Theory of Learning 18.5 p713

  • How can we be sure that our learning algorithm has produced a hypothesis that will predict the correct value for previously unseen inputs?
    Formally: how do we know the hypothesis \(h\) is close enough to the gartget function \(f\) if we don’t know what \(f\) is.

  • Questions

    • How many examples do we need for a “good” \(h\)?

    • What hypothesis space should we use?

    • If the hypothesis space is very complex, can we even find the best \(h\), or do we have to settle for a local maximum in the space of hypotheses?

    • How complex should \(h\) be?

    • How do we avoid overfitting

  • How many examples are needed for learning?

  • Computational Learning Theory: Any hypothesis that is seriously wrong will almost certainly be “found out” with high probability after a small number of examples, because it will make an incorrect prediction.

  • Probably Approximately Correct: Thus, any hypothesis that is consistent with a sufficiently large st of training examples is unlike to be seriously wrong.

  • PAC Learning

    • Any learning algorithm that returns hypotheses that are probably approximately correct; use to provide bounds on the performanec of various learning algorithms.

    • Stationary Assumption

      • Future examples are going to be drawn from the same fixed distribution \(P(E) = P(X,Y)\) as past examples

      • Assume that the true function \(f\) is deterministic and is a member of the hypothesis class \(H\) that is being considered.

  • Boolean Function PACs

    • Error rate of hypothesis \(h\) is the expected generalization error for exampels drawn from the stationary distribution
      error(\(h\))\(=GenLoss_{L_{0/1}}(h) = \sum\limits_{x,y}L_{0,1}(y,h(x))\,P(x,y).\)
      In other words, error(\(h\)) is the probability that \(h\) misclassifies a new example.

    • A hypothesis \(h\) is approximately correct if error(\(h\)) \(\leq \epsilon\), where \(\epsilon\) is a small enough constant.

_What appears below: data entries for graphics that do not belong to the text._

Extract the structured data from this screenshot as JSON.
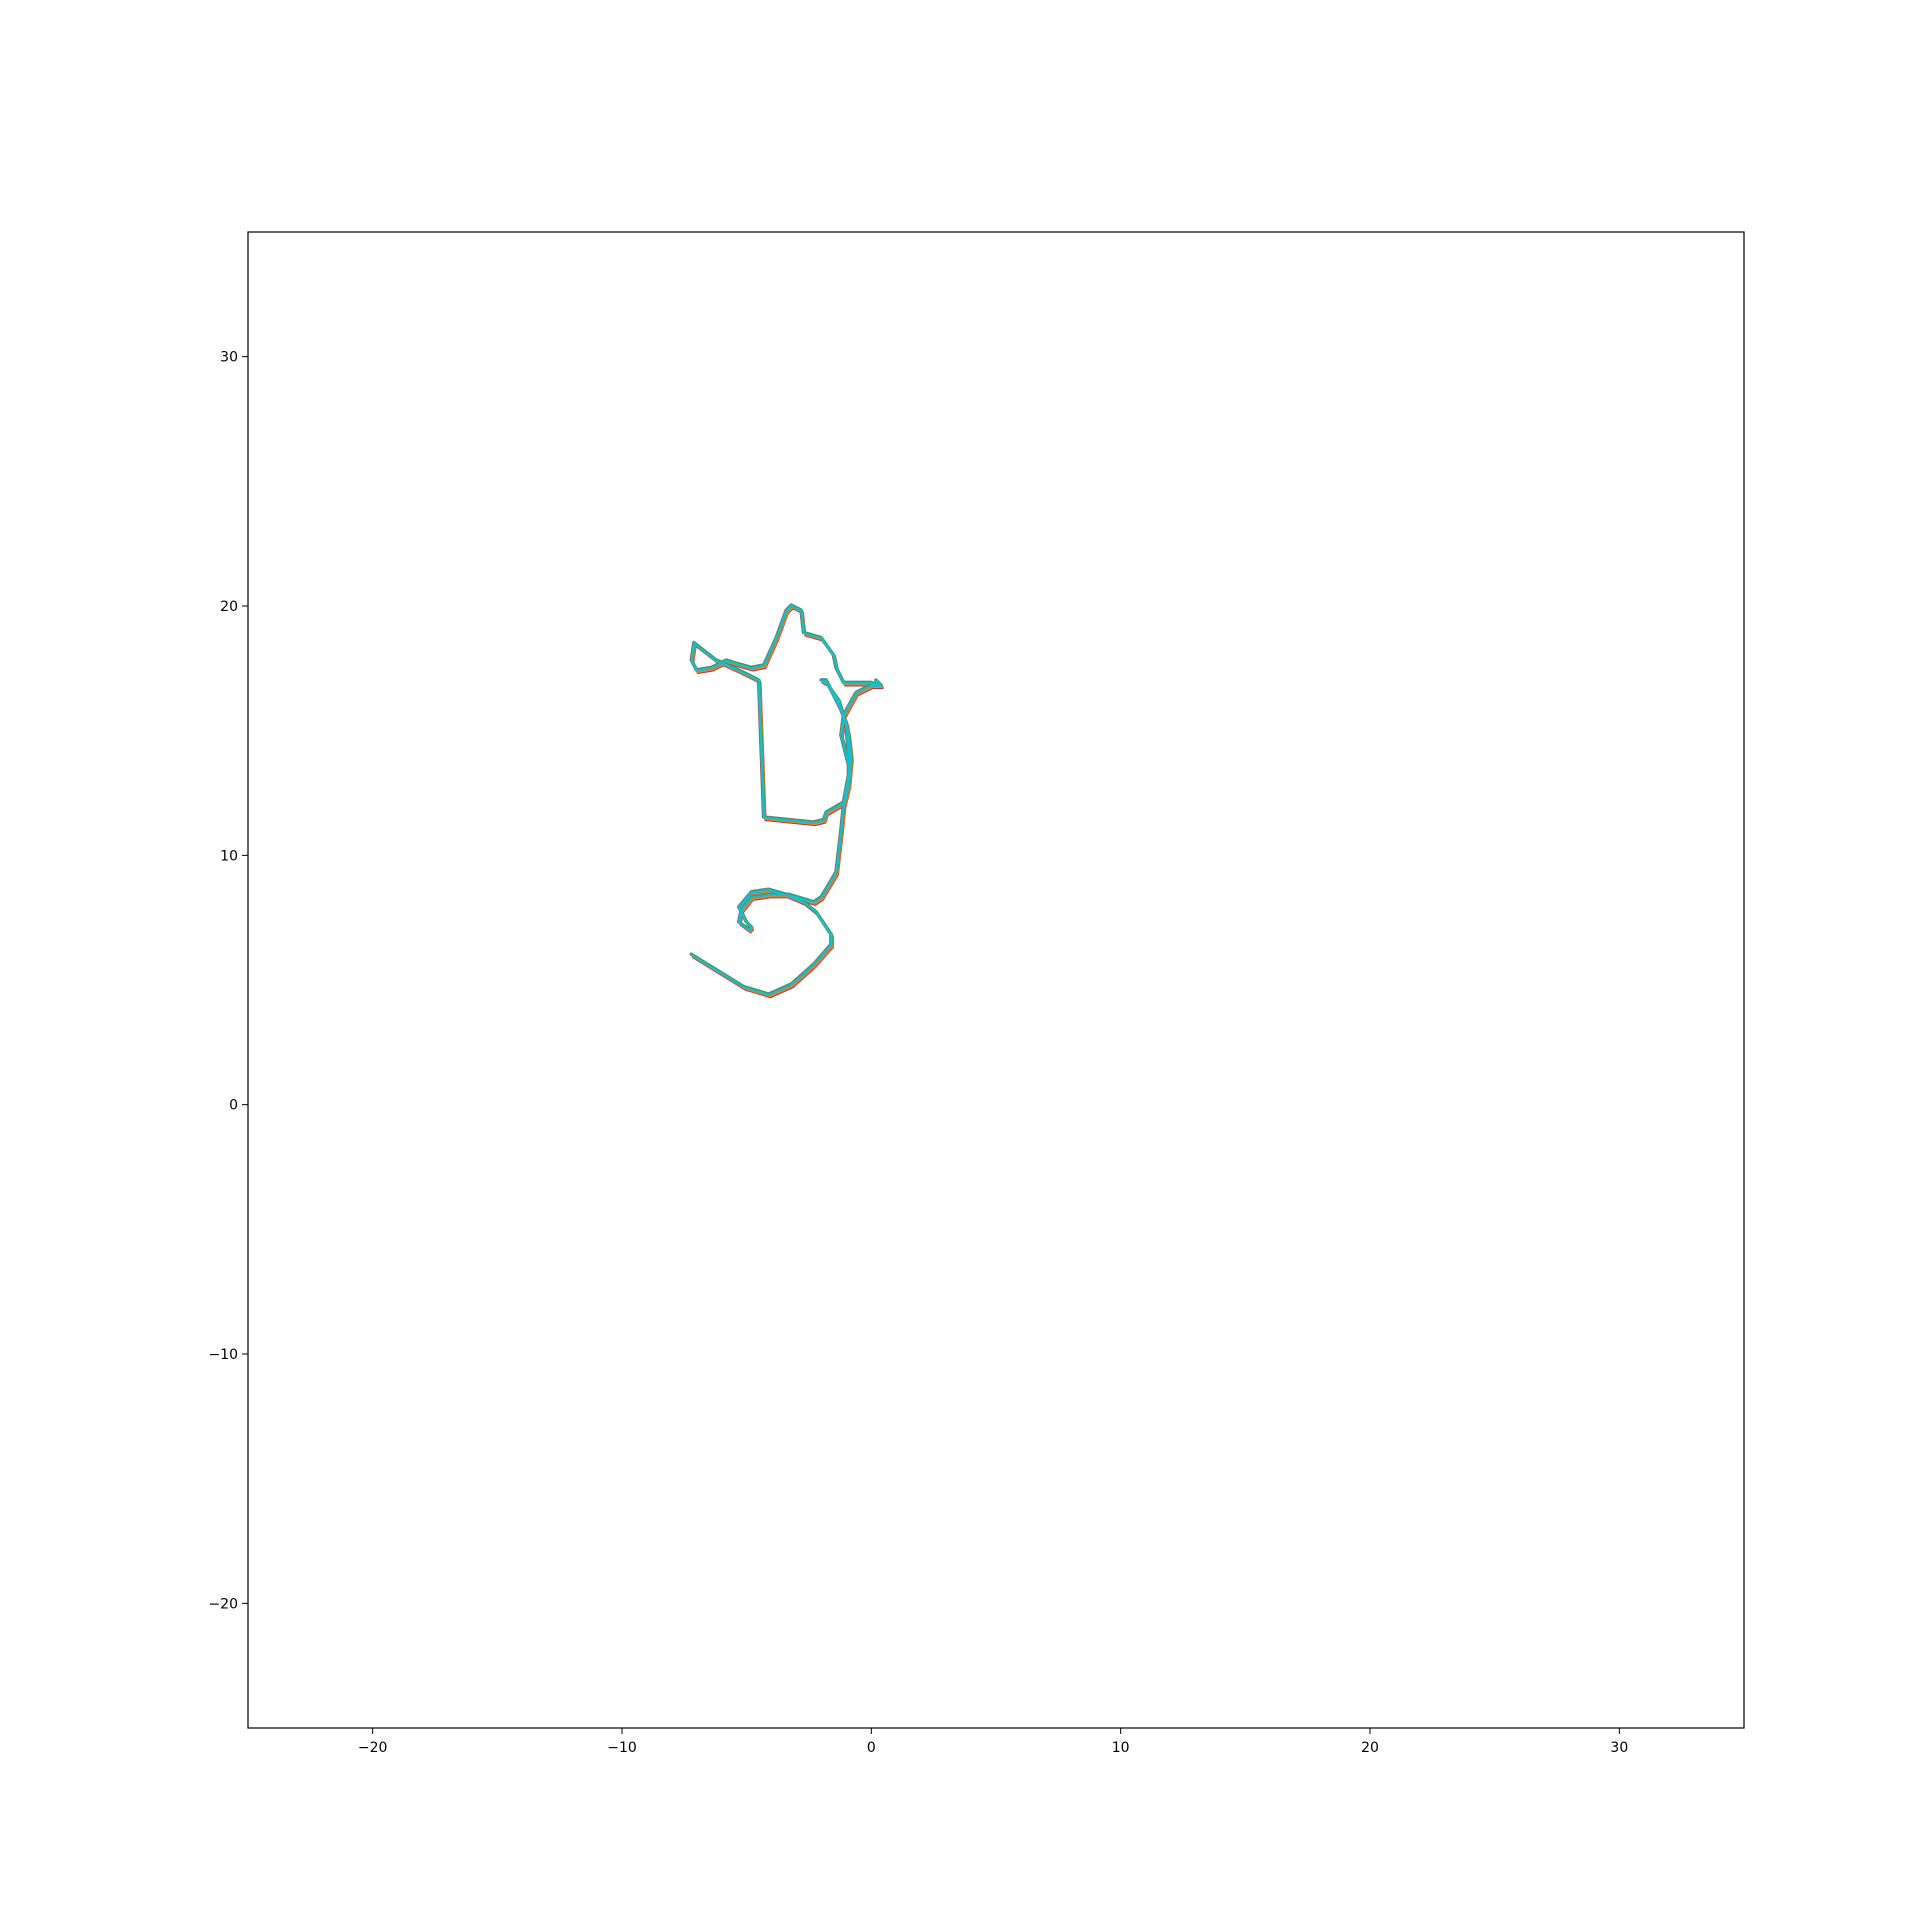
{
  "chart_data": {
    "type": "line",
    "title": "",
    "xlabel": "",
    "ylabel": "",
    "xlim": [
      -25,
      35
    ],
    "ylim": [
      -25,
      35
    ],
    "grid": false,
    "legend": "none",
    "x_ticks": [
      -20,
      -10,
      0,
      10,
      20,
      30
    ],
    "y_ticks": [
      -20,
      -10,
      0,
      10,
      20,
      30
    ],
    "x_tick_labels": [
      "−20",
      "−10",
      "0",
      "10",
      "20",
      "30"
    ],
    "y_tick_labels": [
      "−20",
      "−10",
      "0",
      "10",
      "20",
      "30"
    ],
    "series": [
      {
        "color": "#d62728",
        "offset": [
          0.05,
          -0.08
        ],
        "x": [
          -7.2,
          -5.1,
          -4.1,
          -3.2,
          -2.3,
          -1.6,
          -1.6,
          -2.2,
          -2.7,
          -3.4,
          -4.1,
          -4.8,
          -5.3,
          -5.0,
          -4.8,
          -4.9,
          -5.3,
          -5.2,
          -4.8,
          -4.1,
          -3.3,
          -2.3,
          -2.0,
          -1.4,
          -1.2,
          -1.1,
          -0.9,
          -0.8,
          -0.9,
          -1.0,
          -1.2,
          -1.6,
          -1.8,
          -2.0,
          -1.8,
          -1.3,
          -1.0,
          -0.9,
          -0.9,
          -1.1,
          -1.8,
          -1.9,
          -2.3,
          -3.3,
          -4.3,
          -4.5,
          -5.3,
          -6.2,
          -7.1,
          -7.2,
          -7.0,
          -6.4,
          -5.8,
          -5.5,
          -4.8,
          -4.3,
          -3.8,
          -3.4,
          -3.2,
          -2.8,
          -2.7,
          -2.0,
          -1.5,
          -1.4,
          -1.1,
          -0.6,
          -0.3,
          0.0,
          0.3,
          0.2,
          0.4,
          0.0,
          -0.6,
          -1.1,
          -1.2,
          -1.0,
          -0.9
        ],
        "y": [
          6.0,
          4.7,
          4.4,
          4.8,
          5.6,
          6.4,
          6.8,
          7.7,
          8.1,
          8.4,
          8.6,
          8.5,
          7.9,
          7.3,
          7.1,
          7.0,
          7.3,
          7.8,
          8.3,
          8.4,
          8.4,
          8.1,
          8.3,
          9.3,
          11.0,
          12.0,
          12.8,
          13.9,
          14.8,
          15.3,
          15.8,
          16.6,
          17.0,
          17.0,
          16.9,
          16.2,
          15.2,
          14.0,
          13.2,
          12.1,
          11.7,
          11.4,
          11.3,
          11.4,
          11.5,
          17.0,
          17.4,
          17.8,
          18.5,
          17.8,
          17.4,
          17.5,
          17.8,
          17.7,
          17.5,
          17.6,
          18.7,
          19.8,
          20.0,
          19.8,
          18.9,
          18.7,
          18.0,
          17.5,
          16.9,
          16.9,
          16.9,
          16.9,
          16.8,
          17.0,
          16.8,
          16.8,
          16.5,
          15.6,
          14.8,
          14.0,
          13.6
        ]
      },
      {
        "color": "#ff7f0e",
        "offset": [
          0.04,
          -0.04
        ],
        "x": [
          -7.2,
          -5.1,
          -4.1,
          -3.2,
          -2.3,
          -1.6,
          -1.6,
          -2.2,
          -2.7,
          -3.4,
          -4.1,
          -4.8,
          -5.3,
          -5.0,
          -4.8,
          -4.9,
          -5.3,
          -5.2,
          -4.8,
          -4.1,
          -3.3,
          -2.3,
          -2.0,
          -1.4,
          -1.2,
          -1.1,
          -0.9,
          -0.8,
          -0.9,
          -1.0,
          -1.2,
          -1.6,
          -1.8,
          -2.0,
          -1.8,
          -1.3,
          -1.0,
          -0.9,
          -0.9,
          -1.1,
          -1.8,
          -1.9,
          -2.3,
          -3.3,
          -4.3,
          -4.5,
          -5.3,
          -6.2,
          -7.1,
          -7.2,
          -7.0,
          -6.4,
          -5.8,
          -5.5,
          -4.8,
          -4.3,
          -3.8,
          -3.4,
          -3.2,
          -2.8,
          -2.7,
          -2.0,
          -1.5,
          -1.4,
          -1.1,
          -0.6,
          -0.3,
          0.0,
          0.3,
          0.2,
          0.4,
          0.0,
          -0.6,
          -1.1,
          -1.2,
          -1.0,
          -0.9
        ],
        "y": [
          6.0,
          4.7,
          4.4,
          4.8,
          5.6,
          6.4,
          6.8,
          7.7,
          8.1,
          8.4,
          8.6,
          8.5,
          7.9,
          7.3,
          7.1,
          7.0,
          7.3,
          7.8,
          8.3,
          8.4,
          8.4,
          8.1,
          8.3,
          9.3,
          11.0,
          12.0,
          12.8,
          13.9,
          14.8,
          15.3,
          15.8,
          16.6,
          17.0,
          17.0,
          16.9,
          16.2,
          15.2,
          14.0,
          13.2,
          12.1,
          11.7,
          11.4,
          11.3,
          11.4,
          11.5,
          17.0,
          17.4,
          17.8,
          18.5,
          17.8,
          17.4,
          17.5,
          17.8,
          17.7,
          17.5,
          17.6,
          18.7,
          19.8,
          20.0,
          19.8,
          18.9,
          18.7,
          18.0,
          17.5,
          16.9,
          16.9,
          16.9,
          16.9,
          16.8,
          17.0,
          16.8,
          16.8,
          16.5,
          15.6,
          14.8,
          14.0,
          13.6
        ]
      },
      {
        "color": "#8c564b",
        "offset": [
          -0.04,
          0.03
        ],
        "x": [
          -7.2,
          -5.1,
          -4.1,
          -3.2,
          -2.3,
          -1.6,
          -1.6,
          -2.2,
          -2.7,
          -3.4,
          -4.1,
          -4.8,
          -5.3,
          -5.0,
          -4.8,
          -4.9,
          -5.3,
          -5.2,
          -4.8,
          -4.1,
          -3.3,
          -2.3,
          -2.0,
          -1.4,
          -1.2,
          -1.1,
          -0.9,
          -0.8,
          -0.9,
          -1.0,
          -1.2,
          -1.6,
          -1.8,
          -2.0,
          -1.8,
          -1.3,
          -1.0,
          -0.9,
          -0.9,
          -1.1,
          -1.8,
          -1.9,
          -2.3,
          -3.3,
          -4.3,
          -4.5,
          -5.3,
          -6.2,
          -7.1,
          -7.2,
          -7.0,
          -6.4,
          -5.8,
          -5.5,
          -4.8,
          -4.3,
          -3.8,
          -3.4,
          -3.2,
          -2.8,
          -2.7,
          -2.0,
          -1.5,
          -1.4,
          -1.1,
          -0.6,
          -0.3,
          0.0,
          0.3,
          0.2,
          0.4,
          0.0,
          -0.6,
          -1.1,
          -1.2,
          -1.0,
          -0.9
        ],
        "y": [
          6.0,
          4.7,
          4.4,
          4.8,
          5.6,
          6.4,
          6.8,
          7.7,
          8.1,
          8.4,
          8.6,
          8.5,
          7.9,
          7.3,
          7.1,
          7.0,
          7.3,
          7.8,
          8.3,
          8.4,
          8.4,
          8.1,
          8.3,
          9.3,
          11.0,
          12.0,
          12.8,
          13.9,
          14.8,
          15.3,
          15.8,
          16.6,
          17.0,
          17.0,
          16.9,
          16.2,
          15.2,
          14.0,
          13.2,
          12.1,
          11.7,
          11.4,
          11.3,
          11.4,
          11.5,
          17.0,
          17.4,
          17.8,
          18.5,
          17.8,
          17.4,
          17.5,
          17.8,
          17.7,
          17.5,
          17.6,
          18.7,
          19.8,
          20.0,
          19.8,
          18.9,
          18.7,
          18.0,
          17.5,
          16.9,
          16.9,
          16.9,
          16.9,
          16.8,
          17.0,
          16.8,
          16.8,
          16.5,
          15.6,
          14.8,
          14.0,
          13.6
        ]
      },
      {
        "color": "#7f7f7f",
        "offset": [
          -0.02,
          0.06
        ],
        "x": [
          -7.2,
          -5.1,
          -4.1,
          -3.2,
          -2.3,
          -1.6,
          -1.6,
          -2.2,
          -2.7,
          -3.4,
          -4.1,
          -4.8,
          -5.3,
          -5.0,
          -4.8,
          -4.9,
          -5.3,
          -5.2,
          -4.8,
          -4.1,
          -3.3,
          -2.3,
          -2.0,
          -1.4,
          -1.2,
          -1.1,
          -0.9,
          -0.8,
          -0.9,
          -1.0,
          -1.2,
          -1.6,
          -1.8,
          -2.0,
          -1.8,
          -1.3,
          -1.0,
          -0.9,
          -0.9,
          -1.1,
          -1.8,
          -1.9,
          -2.3,
          -3.3,
          -4.3,
          -4.5,
          -5.3,
          -6.2,
          -7.1,
          -7.2,
          -7.0,
          -6.4,
          -5.8,
          -5.5,
          -4.8,
          -4.3,
          -3.8,
          -3.4,
          -3.2,
          -2.8,
          -2.7,
          -2.0,
          -1.5,
          -1.4,
          -1.1,
          -0.6,
          -0.3,
          0.0,
          0.3,
          0.2,
          0.4,
          0.0,
          -0.6,
          -1.1,
          -1.2,
          -1.0,
          -0.9
        ],
        "y": [
          6.0,
          4.7,
          4.4,
          4.8,
          5.6,
          6.4,
          6.8,
          7.7,
          8.1,
          8.4,
          8.6,
          8.5,
          7.9,
          7.3,
          7.1,
          7.0,
          7.3,
          7.8,
          8.3,
          8.4,
          8.4,
          8.1,
          8.3,
          9.3,
          11.0,
          12.0,
          12.8,
          13.9,
          14.8,
          15.3,
          15.8,
          16.6,
          17.0,
          17.0,
          16.9,
          16.2,
          15.2,
          14.0,
          13.2,
          12.1,
          11.7,
          11.4,
          11.3,
          11.4,
          11.5,
          17.0,
          17.4,
          17.8,
          18.5,
          17.8,
          17.4,
          17.5,
          17.8,
          17.7,
          17.5,
          17.6,
          18.7,
          19.8,
          20.0,
          19.8,
          18.9,
          18.7,
          18.0,
          17.5,
          16.9,
          16.9,
          16.9,
          16.9,
          16.8,
          17.0,
          16.8,
          16.8,
          16.5,
          15.6,
          14.8,
          14.0,
          13.6
        ]
      },
      {
        "color": "#2ca02c",
        "offset": [
          0.02,
          0.02
        ],
        "x": [
          -7.2,
          -5.1,
          -4.1,
          -3.2,
          -2.3,
          -1.6,
          -1.6,
          -2.2,
          -2.7,
          -3.4,
          -4.1,
          -4.8,
          -5.3,
          -5.0,
          -4.8,
          -4.9,
          -5.3,
          -5.2,
          -4.8,
          -4.1,
          -3.3,
          -2.3,
          -2.0,
          -1.4,
          -1.2,
          -1.1,
          -0.9,
          -0.8,
          -0.9,
          -1.0,
          -1.2,
          -1.6,
          -1.8,
          -2.0,
          -1.8,
          -1.3,
          -1.0,
          -0.9,
          -0.9,
          -1.1,
          -1.8,
          -1.9,
          -2.3,
          -3.3,
          -4.3,
          -4.5,
          -5.3,
          -6.2,
          -7.1,
          -7.2,
          -7.0,
          -6.4,
          -5.8,
          -5.5,
          -4.8,
          -4.3,
          -3.8,
          -3.4,
          -3.2,
          -2.8,
          -2.7,
          -2.0,
          -1.5,
          -1.4,
          -1.1,
          -0.6,
          -0.3,
          0.0,
          0.3,
          0.2,
          0.4,
          0.0,
          -0.6,
          -1.1,
          -1.2,
          -1.0,
          -0.9
        ],
        "y": [
          6.0,
          4.7,
          4.4,
          4.8,
          5.6,
          6.4,
          6.8,
          7.7,
          8.1,
          8.4,
          8.6,
          8.5,
          7.9,
          7.3,
          7.1,
          7.0,
          7.3,
          7.8,
          8.3,
          8.4,
          8.4,
          8.1,
          8.3,
          9.3,
          11.0,
          12.0,
          12.8,
          13.9,
          14.8,
          15.3,
          15.8,
          16.6,
          17.0,
          17.0,
          16.9,
          16.2,
          15.2,
          14.0,
          13.2,
          12.1,
          11.7,
          11.4,
          11.3,
          11.4,
          11.5,
          17.0,
          17.4,
          17.8,
          18.5,
          17.8,
          17.4,
          17.5,
          17.8,
          17.7,
          17.5,
          17.6,
          18.7,
          19.8,
          20.0,
          19.8,
          18.9,
          18.7,
          18.0,
          17.5,
          16.9,
          16.9,
          16.9,
          16.9,
          16.8,
          17.0,
          16.8,
          16.8,
          16.5,
          15.6,
          14.8,
          14.0,
          13.6
        ]
      },
      {
        "color": "#17becf",
        "offset": [
          0.0,
          0.0
        ],
        "x": [
          -7.2,
          -5.1,
          -4.1,
          -3.2,
          -2.3,
          -1.6,
          -1.6,
          -2.2,
          -2.7,
          -3.4,
          -4.1,
          -4.8,
          -5.3,
          -5.0,
          -4.8,
          -4.9,
          -5.3,
          -5.2,
          -4.8,
          -4.1,
          -3.3,
          -2.3,
          -2.0,
          -1.4,
          -1.2,
          -1.1,
          -0.9,
          -0.8,
          -0.9,
          -1.0,
          -1.2,
          -1.6,
          -1.8,
          -2.0,
          -1.8,
          -1.3,
          -1.0,
          -0.9,
          -0.9,
          -1.1,
          -1.8,
          -1.9,
          -2.3,
          -3.3,
          -4.3,
          -4.5,
          -5.3,
          -6.2,
          -7.1,
          -7.2,
          -7.0,
          -6.4,
          -5.8,
          -5.5,
          -4.8,
          -4.3,
          -3.8,
          -3.4,
          -3.2,
          -2.8,
          -2.7,
          -2.0,
          -1.5,
          -1.4,
          -1.1,
          -0.6,
          -0.3,
          0.0,
          0.3,
          0.2,
          0.4,
          0.0,
          -0.6,
          -1.1,
          -1.2,
          -1.0,
          -0.9
        ],
        "y": [
          6.0,
          4.7,
          4.4,
          4.8,
          5.6,
          6.4,
          6.8,
          7.7,
          8.1,
          8.4,
          8.6,
          8.5,
          7.9,
          7.3,
          7.1,
          7.0,
          7.3,
          7.8,
          8.3,
          8.4,
          8.4,
          8.1,
          8.3,
          9.3,
          11.0,
          12.0,
          12.8,
          13.9,
          14.8,
          15.3,
          15.8,
          16.6,
          17.0,
          17.0,
          16.9,
          16.2,
          15.2,
          14.0,
          13.2,
          12.1,
          11.7,
          11.4,
          11.3,
          11.4,
          11.5,
          17.0,
          17.4,
          17.8,
          18.5,
          17.8,
          17.4,
          17.5,
          17.8,
          17.7,
          17.5,
          17.6,
          18.7,
          19.8,
          20.0,
          19.8,
          18.9,
          18.7,
          18.0,
          17.5,
          16.9,
          16.9,
          16.9,
          16.9,
          16.8,
          17.0,
          16.8,
          16.8,
          16.5,
          15.6,
          14.8,
          14.0,
          13.6
        ]
      }
    ]
  }
}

    • We can calculate the probability that a “seriously wrong” hypothesis \(h_b \in H_{bad}\) is consistent with the first \(N\) examples.
      We know that error(\(h_b\)) \(>\) \(\epsilon\).
      Thus the probability that it agrees with a given examples is at most \(1-\epsilon\).
      \(P(h_0\) agrees with \(N\) examples) \(\leq (1-\epsilon)^N.\)

    • Probability that \(H_{bad}\) contains at least one consistent hypothesis is bounded by the sum of the individual probabilities:
      \(P(H_{bad}\) contains a consistent hypothesis) \(\leq |H_{bad}|(1-\epsilon)^N \leq \, |H|(1-\epsilon)^N\)

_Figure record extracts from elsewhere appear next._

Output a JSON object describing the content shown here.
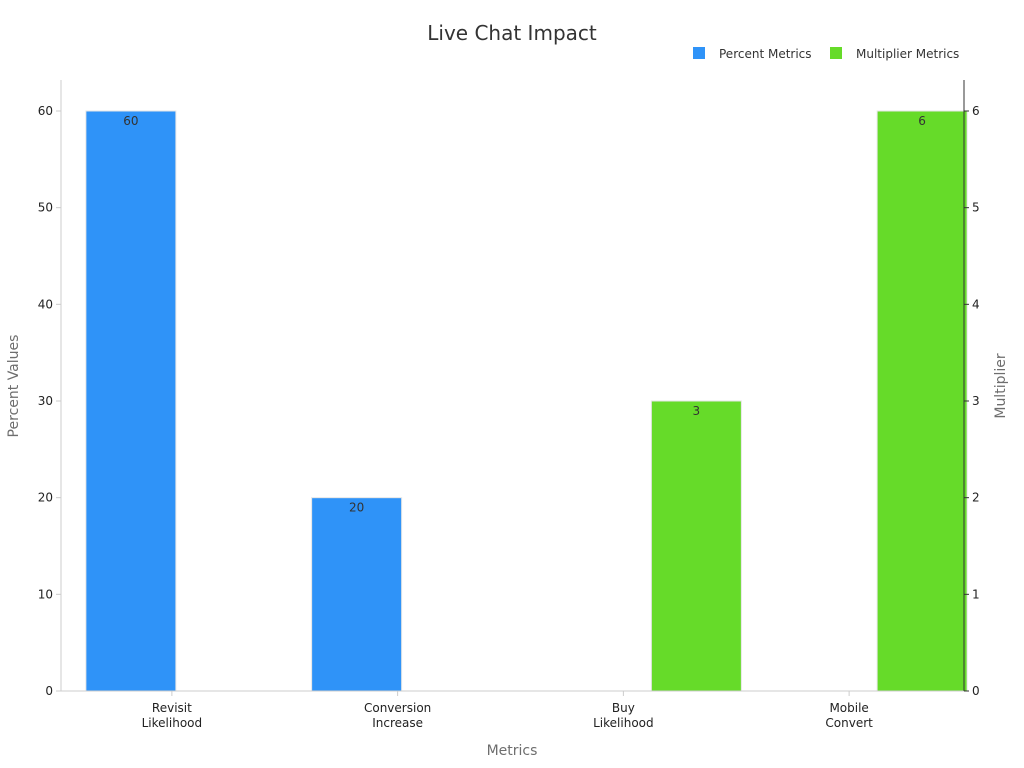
{
  "chart_data": {
    "type": "bar",
    "title": "Live Chat Impact",
    "xlabel": "Metrics",
    "ylabel": "Percent Values",
    "y2label": "Multiplier",
    "categories": [
      [
        "Revisit",
        "Likelihood"
      ],
      [
        "Conversion",
        "Increase"
      ],
      [
        "Buy",
        "Likelihood"
      ],
      [
        "Mobile",
        "Convert"
      ]
    ],
    "ylim": [
      0,
      60
    ],
    "y2lim": [
      0,
      6
    ],
    "yticks": [
      0,
      10,
      20,
      30,
      40,
      50,
      60
    ],
    "y2ticks": [
      0,
      1,
      2,
      3,
      4,
      5,
      6
    ],
    "grid": false,
    "legend_position": "top-right",
    "series": [
      {
        "name": "Percent Metrics",
        "axis": "left",
        "color": "#2f93f8",
        "values": [
          60,
          20,
          null,
          null
        ]
      },
      {
        "name": "Multiplier Metrics",
        "axis": "right",
        "color": "#66db29",
        "values": [
          null,
          null,
          3,
          6
        ]
      }
    ]
  }
}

    • If \(|H|(1-\epsilon)^N \leq \delta\), then the hypothesis is probably approximately correct.

    • \(|H| = 2^{2^N}\) if H is the set of all Boolean functions on \(n\) attributes.

  • Decision Lists

    • Idea: Focus on learnable subsets of the entire hypothesis space of Boolean functions.

    • A decision list consists of a series of tests, each of which is a conjunction of literals.

      • If a test succeeds when applied to an example description, the decision list specifies the value to be returned.

      • I the test fails, processing continues with the next etst in the list

      • Lists resemble decision trees, but they only branch in one direction

    • \(k\)-dl: each test can have at most \(k\) literals.

    • Polynomial sample complexity.

    • Learning decision lists: Greedily select a test that homogeneously matches the subset of outstanding examples and append it to the list.